I was running a morning errand when I saw the car screaming in reverse down the driveway. I tapped my brakes not knowing if she saw me. She slammed on hers to avoid hitting me. I saw the 2nd grader in the back seat, her daughter. I could see the mom YELLING at her daughter. Hands were in motion, up in the air. Mom was flabbergasted over something. It was 8:05am and I knew that kids were considered tardy if they arrived after 8:10am and we live about 5 minutes from the school. It was easy to draw conclusions but I don’t know what was happening exactly in the car that followed me through the development and up the street a bit.
Maybe this was just one incident. One bad morning. The alarm clocks didn’t go off. They just got out of the bed on the wrong side. I don’t know. But I was quickly reminded of something I have been very conscious of. Yelling. Yelling at my children when we are running late. Yelling when I have asked them for the umpteenth time to stop fighting. Yelling when they just aren’t doing what they are supposed to be doing, or vice-versa. I am very conscious of losing my cool as Mom. It can be so easy for me to do.

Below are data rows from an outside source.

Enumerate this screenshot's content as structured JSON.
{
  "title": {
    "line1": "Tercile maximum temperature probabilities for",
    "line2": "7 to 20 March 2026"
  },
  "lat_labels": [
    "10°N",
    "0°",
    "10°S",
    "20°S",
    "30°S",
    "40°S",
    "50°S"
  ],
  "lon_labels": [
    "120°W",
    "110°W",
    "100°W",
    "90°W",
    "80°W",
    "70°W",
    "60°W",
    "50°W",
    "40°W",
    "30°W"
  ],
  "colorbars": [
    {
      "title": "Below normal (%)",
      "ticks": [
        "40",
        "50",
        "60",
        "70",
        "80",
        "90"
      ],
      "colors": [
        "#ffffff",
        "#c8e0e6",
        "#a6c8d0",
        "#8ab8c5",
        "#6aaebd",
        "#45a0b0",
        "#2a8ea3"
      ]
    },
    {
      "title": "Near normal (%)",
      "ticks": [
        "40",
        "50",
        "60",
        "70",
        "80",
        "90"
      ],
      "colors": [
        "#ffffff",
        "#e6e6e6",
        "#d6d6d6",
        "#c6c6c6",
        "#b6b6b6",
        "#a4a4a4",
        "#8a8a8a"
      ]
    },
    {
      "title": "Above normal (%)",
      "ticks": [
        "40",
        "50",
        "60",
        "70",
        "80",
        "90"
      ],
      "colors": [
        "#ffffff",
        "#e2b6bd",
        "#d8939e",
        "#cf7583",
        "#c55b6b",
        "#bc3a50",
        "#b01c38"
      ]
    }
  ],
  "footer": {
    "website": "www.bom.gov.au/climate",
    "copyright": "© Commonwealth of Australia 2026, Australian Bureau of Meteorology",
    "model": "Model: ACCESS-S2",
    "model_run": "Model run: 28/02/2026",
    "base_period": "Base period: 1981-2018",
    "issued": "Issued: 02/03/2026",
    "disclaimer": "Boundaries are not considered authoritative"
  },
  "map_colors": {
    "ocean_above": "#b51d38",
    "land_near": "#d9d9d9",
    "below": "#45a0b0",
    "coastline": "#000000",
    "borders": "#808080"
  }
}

I knew I needed to make a change when I started to see my own children mimic my behaviour. When things weren’t going their way they were acting exasperated, yelling, slamming doors, not talking about their emotion but acting it out in a unhealthy fashion. It wasn’t a pretty reflection of what I pictured a loving family environment. However, I realized it was in fact a reflection of how they were learning to cope with stress. I knew in those moments that I needed to make a change in my own behaviour so they would grow to be emotionally strong boys in a very mixed up world.
I learned to talk through my stress with them when appropriate. I started getting ready to go anywhere 15 minutes earlier then I needed. I taught myself that if we are a little late “Oh Well!” it is not worth the kicking of butt to get out the door. We made a conscious effort to clean up every day after dinner, making a routine of putting things in their proper place. I really worked on being calm, cool and collected even when I just wanted to SCREAM! (Amazingly the more I practice being calm, cool and collected the less I want to scream.)
The beautiful thing: I have seen tremendous change in my 9 year old over the last six-months. He is more helpful getting out the door. He loves to smile and say “Here you go, Mom” when he has helped me find my misplaced keys. If I ask for help 99% of the time I get a “Sure, Mom!”. He understand that by helping he is adding to a happy family environment.
The joys of my life!My 7 year old is still not as emotionally mature but he loves it when I give him hugs when he has done the right thing. If I say, “Thank you for getting in the car and getting your seat belt on; here is your water bottle for practice.”, he beams. He knows he has done the right thing by moving towards the car. That has such a greater impact then yelling at him because he forgot to grab his water-bottle sitting on the kitchen counter. I can tell too that he made a mental note, “Next time grab water bottle like Mom asked me to do”.
As I saw the young mom in my rear view mirror I prayed a quick prayer. I prayed that this young girl gets over being yelled at so early in the morning. I prayed that Mom learns the lesson it took me some time to figure out myself. I made a mental note to think about this girl and her single mom and how I can help them in the future.
How about you? How do you handle stress with your kids? In front of your kids? How are you teaching them to handle stress as they grow? We wear many hats as HH6s but the motherhood-hat is the most influential and important hats we have ever been gifted.